I kept trying to put up boundaries. While at times I’d do something for my boyfriend’s parents just to be nice, I still tried to stay firm on my boundaries. I’d still refuse to change for them and tried to explain to them that I was fine without their “help.”
The boundaries were met with tantrums or guilt trips. Usually, this would be the point where my soon-to-be ex would either approach me and beg me to just appease his parents, or where he’d lie to his family about me to appease them himself.
They tried to get involved in everything I did. The pressure to let them get involved in every little detail of my life was immense. Prying questions would happen all the time. “Suggestions” would happen all the time. One ex’s relative even went so far as to snoop on my laptop to try to figure out where me and my boyfriend went and what we did.

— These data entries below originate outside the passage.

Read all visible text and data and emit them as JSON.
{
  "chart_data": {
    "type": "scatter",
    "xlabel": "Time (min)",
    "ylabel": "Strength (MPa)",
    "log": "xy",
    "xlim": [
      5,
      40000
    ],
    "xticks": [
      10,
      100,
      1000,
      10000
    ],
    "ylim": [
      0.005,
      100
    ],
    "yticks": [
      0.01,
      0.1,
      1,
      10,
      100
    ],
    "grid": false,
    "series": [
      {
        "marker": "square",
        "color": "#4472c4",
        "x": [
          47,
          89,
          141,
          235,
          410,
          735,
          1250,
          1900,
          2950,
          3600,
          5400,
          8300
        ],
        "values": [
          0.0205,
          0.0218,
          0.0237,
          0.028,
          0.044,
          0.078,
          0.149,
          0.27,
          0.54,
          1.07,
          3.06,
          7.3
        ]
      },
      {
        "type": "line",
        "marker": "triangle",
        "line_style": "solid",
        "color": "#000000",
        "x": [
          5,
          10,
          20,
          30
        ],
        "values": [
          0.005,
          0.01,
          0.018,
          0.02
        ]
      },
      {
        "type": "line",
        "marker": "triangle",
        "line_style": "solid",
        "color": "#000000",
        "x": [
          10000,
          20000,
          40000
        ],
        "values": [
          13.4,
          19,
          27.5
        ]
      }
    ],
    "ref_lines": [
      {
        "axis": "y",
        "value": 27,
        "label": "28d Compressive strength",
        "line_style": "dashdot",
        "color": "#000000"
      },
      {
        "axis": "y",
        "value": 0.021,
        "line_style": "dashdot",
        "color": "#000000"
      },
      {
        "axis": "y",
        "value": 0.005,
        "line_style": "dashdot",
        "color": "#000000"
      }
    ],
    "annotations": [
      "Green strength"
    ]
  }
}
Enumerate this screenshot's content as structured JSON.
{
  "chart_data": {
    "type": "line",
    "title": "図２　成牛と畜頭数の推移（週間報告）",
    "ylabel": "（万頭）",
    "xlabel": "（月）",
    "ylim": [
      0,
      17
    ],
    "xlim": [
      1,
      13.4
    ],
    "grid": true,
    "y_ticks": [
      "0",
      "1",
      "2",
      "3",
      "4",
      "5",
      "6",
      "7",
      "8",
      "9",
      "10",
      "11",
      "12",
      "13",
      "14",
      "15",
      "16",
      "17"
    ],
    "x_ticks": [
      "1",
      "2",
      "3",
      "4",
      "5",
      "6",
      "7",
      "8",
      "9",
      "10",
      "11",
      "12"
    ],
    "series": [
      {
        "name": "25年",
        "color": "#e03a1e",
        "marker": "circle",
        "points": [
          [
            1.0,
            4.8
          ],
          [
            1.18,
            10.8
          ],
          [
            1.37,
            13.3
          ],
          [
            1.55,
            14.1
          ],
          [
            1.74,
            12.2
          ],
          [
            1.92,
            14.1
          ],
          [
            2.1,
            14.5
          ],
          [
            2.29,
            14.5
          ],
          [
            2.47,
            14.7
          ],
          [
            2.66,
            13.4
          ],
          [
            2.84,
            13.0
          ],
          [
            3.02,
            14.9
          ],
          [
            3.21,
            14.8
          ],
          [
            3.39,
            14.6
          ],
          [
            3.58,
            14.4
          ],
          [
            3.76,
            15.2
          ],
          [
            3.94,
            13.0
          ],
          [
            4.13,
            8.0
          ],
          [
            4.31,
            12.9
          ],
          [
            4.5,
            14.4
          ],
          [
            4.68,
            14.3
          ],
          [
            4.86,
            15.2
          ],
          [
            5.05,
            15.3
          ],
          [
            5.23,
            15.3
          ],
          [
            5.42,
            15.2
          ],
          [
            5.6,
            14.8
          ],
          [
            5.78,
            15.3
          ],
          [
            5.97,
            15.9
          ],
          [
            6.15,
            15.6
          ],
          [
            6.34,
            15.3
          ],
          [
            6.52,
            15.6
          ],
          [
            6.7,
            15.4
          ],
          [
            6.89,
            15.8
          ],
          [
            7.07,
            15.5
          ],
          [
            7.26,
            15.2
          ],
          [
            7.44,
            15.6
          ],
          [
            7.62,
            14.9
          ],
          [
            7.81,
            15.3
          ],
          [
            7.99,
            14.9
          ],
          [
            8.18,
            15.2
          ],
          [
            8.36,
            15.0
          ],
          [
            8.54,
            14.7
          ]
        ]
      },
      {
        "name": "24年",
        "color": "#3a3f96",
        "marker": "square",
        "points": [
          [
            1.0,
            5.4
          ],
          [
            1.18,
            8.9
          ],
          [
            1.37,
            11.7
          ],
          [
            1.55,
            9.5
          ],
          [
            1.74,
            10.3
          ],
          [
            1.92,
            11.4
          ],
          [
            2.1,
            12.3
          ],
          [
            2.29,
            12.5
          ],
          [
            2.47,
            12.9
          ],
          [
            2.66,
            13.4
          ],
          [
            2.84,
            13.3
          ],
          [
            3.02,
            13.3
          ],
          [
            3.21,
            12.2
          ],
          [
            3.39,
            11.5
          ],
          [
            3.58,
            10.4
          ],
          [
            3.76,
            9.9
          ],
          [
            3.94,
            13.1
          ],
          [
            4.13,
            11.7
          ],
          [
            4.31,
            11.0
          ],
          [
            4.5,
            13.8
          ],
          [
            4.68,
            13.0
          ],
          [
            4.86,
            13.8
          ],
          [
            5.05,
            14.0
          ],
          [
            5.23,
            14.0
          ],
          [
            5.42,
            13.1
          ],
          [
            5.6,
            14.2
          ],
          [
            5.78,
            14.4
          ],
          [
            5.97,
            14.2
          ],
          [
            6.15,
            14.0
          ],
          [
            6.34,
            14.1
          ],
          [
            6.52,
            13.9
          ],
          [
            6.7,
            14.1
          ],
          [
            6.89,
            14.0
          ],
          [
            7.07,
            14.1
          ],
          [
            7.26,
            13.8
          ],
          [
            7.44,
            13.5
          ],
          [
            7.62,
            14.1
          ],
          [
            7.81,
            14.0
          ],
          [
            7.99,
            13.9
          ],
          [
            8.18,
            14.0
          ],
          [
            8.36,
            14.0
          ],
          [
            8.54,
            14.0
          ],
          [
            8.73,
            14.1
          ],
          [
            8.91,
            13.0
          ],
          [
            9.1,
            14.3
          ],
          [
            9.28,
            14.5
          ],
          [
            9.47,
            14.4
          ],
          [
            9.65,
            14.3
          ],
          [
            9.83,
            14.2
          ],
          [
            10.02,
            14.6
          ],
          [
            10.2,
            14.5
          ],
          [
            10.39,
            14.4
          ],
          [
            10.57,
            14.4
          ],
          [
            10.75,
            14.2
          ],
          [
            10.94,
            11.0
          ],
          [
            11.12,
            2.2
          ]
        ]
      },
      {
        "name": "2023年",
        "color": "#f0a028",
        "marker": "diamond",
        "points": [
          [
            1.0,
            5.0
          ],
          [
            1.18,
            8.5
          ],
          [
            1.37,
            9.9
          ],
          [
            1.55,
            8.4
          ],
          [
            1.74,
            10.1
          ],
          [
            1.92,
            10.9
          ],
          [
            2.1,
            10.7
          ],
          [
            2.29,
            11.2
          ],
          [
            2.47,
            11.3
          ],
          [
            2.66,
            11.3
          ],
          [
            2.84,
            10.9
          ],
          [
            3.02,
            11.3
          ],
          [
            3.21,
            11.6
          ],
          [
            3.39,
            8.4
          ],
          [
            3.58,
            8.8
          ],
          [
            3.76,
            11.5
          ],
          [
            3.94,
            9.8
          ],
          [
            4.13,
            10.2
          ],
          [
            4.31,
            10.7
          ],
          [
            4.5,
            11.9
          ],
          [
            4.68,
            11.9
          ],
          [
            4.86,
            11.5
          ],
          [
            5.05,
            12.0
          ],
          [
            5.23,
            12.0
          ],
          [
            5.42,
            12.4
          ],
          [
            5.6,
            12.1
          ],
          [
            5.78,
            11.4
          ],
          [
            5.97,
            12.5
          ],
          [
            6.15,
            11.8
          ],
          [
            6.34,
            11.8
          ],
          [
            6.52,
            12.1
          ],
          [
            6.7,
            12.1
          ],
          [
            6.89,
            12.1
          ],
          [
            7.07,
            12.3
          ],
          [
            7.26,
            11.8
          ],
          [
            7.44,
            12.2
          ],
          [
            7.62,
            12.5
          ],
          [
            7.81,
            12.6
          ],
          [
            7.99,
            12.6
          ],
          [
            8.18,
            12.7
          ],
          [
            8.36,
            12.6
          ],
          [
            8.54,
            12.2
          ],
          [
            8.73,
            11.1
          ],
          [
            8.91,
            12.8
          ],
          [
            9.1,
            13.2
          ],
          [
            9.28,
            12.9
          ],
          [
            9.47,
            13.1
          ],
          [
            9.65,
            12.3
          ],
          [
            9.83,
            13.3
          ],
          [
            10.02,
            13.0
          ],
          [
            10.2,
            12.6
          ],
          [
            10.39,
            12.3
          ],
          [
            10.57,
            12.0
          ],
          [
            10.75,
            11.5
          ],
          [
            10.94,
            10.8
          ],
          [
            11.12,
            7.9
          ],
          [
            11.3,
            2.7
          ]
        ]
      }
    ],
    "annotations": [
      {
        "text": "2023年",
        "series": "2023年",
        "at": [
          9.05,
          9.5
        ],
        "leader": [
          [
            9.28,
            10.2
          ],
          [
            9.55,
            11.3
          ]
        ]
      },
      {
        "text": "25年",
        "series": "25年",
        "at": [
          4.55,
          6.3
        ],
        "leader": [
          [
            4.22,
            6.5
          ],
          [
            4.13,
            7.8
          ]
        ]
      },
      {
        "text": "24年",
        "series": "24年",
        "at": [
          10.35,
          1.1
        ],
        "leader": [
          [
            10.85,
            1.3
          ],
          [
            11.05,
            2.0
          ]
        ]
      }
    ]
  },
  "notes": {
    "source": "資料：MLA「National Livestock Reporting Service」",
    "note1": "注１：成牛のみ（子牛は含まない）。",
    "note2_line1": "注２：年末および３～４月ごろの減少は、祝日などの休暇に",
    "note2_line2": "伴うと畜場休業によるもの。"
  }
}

I made up excuses to get out of spending time with them. When I tried to do this, they would often just “busy up” my then-boyfriend so that he would have to choose between me and them. That always went over well.
I realized that what they were doing was abuse. I also began to notice that my then-boyfriend never would actually stand up to his parents on my behalf. He would just either nod, beg me to just deal with it or sheepishly apologize afterwards.
I began to wonder why my boyfriend wasn’t standing up for me. I realized I was being bullied and borderline abused. Why wasn’t the guy I loved standing up for me? Every time that I asked him exactly that, he always had some lame explanation that was more like an excuse.
I realized then that I didn’t have an in-law problem — I had a boyfriend problem. My boyfriend was allowing this all to happen, and he was allowing me to be abused by his relatives despite me asking him to stand up for me. By enabling his overbearing parents, he was passively contributing to the abuse.
I then realized I wasn’t going to have the healthy, normal relationship I wanted with this guy. Nothing I would ever do would convince my boyfriend to establish healthy boundaries with his parents. He put his parents on a pedestal and couldn’t stand the idea of displeasing them, no matter the cost. In the tug of war between me and his parents, his parents won by default. That was never going to change, no matter what I tried.
I also realized that I deserved better. And that’s when I walked away.
Looking back, I realized I shouldn’t have bothered with these kinds of mama’s boys, anyway. Simply put, there’s no way a guy can have a healthy relationship if he can’t establish healthy boundaries and stick to them, and that includes boundaries with his family.
I vowed to be a “one and done” girl. There were red flags I overlooked in each relationship, and now that I know what those red flags are, I’ll never date a guy who exhibits them. In my next relationship, the moment I notice my boyfriend refusing to stand up for me, I’ll walk away. I deserve better than that.